Anonymous Anonymous said...

Karma--I'm so sorry to hear about your Grandmother. You've got so much going on--you can't let it all rest on your shoulders. At a certain point, have a good cry/drink and let go. Trust that there's a meaning to all this--we don't understand it now, but it's there. Take it one day at a time--easier said than done, I know. I hope you still have some time for your own work, and to hang out with the friends you can confide in. This must have been a really tough experience--to get psyched up for the visit and to have it not happen. I know a couple of days have passed and I hope you feel a little better.

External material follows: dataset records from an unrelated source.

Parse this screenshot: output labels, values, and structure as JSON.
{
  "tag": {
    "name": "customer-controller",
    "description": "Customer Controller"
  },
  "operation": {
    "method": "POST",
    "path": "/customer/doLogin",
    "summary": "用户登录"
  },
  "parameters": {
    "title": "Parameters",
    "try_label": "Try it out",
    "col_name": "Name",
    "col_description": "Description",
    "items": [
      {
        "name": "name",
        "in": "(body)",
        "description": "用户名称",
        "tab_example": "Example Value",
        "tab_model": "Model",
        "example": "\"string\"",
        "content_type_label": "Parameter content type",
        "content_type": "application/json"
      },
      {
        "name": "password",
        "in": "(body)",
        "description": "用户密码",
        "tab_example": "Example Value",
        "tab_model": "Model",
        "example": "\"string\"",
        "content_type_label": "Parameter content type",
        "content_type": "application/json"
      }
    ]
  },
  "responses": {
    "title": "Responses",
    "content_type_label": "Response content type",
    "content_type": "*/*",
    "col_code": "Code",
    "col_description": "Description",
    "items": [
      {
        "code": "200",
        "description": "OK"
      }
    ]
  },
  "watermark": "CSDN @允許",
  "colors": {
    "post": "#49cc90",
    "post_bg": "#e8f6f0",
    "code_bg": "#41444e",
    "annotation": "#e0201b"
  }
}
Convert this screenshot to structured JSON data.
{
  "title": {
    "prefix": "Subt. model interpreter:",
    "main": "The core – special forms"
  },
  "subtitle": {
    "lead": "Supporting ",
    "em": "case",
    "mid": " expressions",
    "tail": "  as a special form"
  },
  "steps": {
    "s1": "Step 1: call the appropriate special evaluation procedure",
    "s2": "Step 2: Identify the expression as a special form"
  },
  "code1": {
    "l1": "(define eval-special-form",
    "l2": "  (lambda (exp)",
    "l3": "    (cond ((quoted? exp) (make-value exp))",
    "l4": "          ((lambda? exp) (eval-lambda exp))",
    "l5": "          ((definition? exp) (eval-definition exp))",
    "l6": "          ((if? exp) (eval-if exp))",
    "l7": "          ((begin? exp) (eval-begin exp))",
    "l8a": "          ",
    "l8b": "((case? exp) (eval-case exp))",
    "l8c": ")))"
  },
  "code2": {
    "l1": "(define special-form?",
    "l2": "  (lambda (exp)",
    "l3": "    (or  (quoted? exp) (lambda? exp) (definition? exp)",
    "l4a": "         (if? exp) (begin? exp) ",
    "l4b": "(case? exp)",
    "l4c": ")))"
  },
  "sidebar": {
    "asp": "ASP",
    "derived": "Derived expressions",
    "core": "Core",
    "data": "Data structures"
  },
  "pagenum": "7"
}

Monday, July 24, 2006 5:57:00 PM  
Anonymous Anonymous said...

Im really sorry about your Grandma, it must be difficult to have 2 LO's afflicted with this disease. I can tell you this that when you walk away from all this you will be a much stronger person then when you started this Journey.
Hugs to You,
Peg

Monday, July 24, 2006 6:24:00 PM  
Blogger Bailey Stewart said...

Oh Karma, I'm so sorry. There isn't anything that I can say that will make it any better, but my heart goes out to you. Yesterday, for the first time, mother didn't recognize me. This is just really beginning for me, so I can't even begin to imagine how it feels for you. Hugs.

Tuesday, July 25, 2006 7:52:00 AM  
Blogger Karma said...

This comment has been removed by a blog administrator.

Tuesday, July 25, 2006 7:55:00 AM  
Blogger Karma said...

Thanks Peg and Deb. It is really hard, especially because when I see my grandmother, I know that's what's going to happen to my mom, and soon. I will am working hard to make sure that this journey makes me stronger and doesn't tear me apart. I do have to do, as it seems Deb is suggesting, give myself permission to be upset/let it be hard every once in awhile.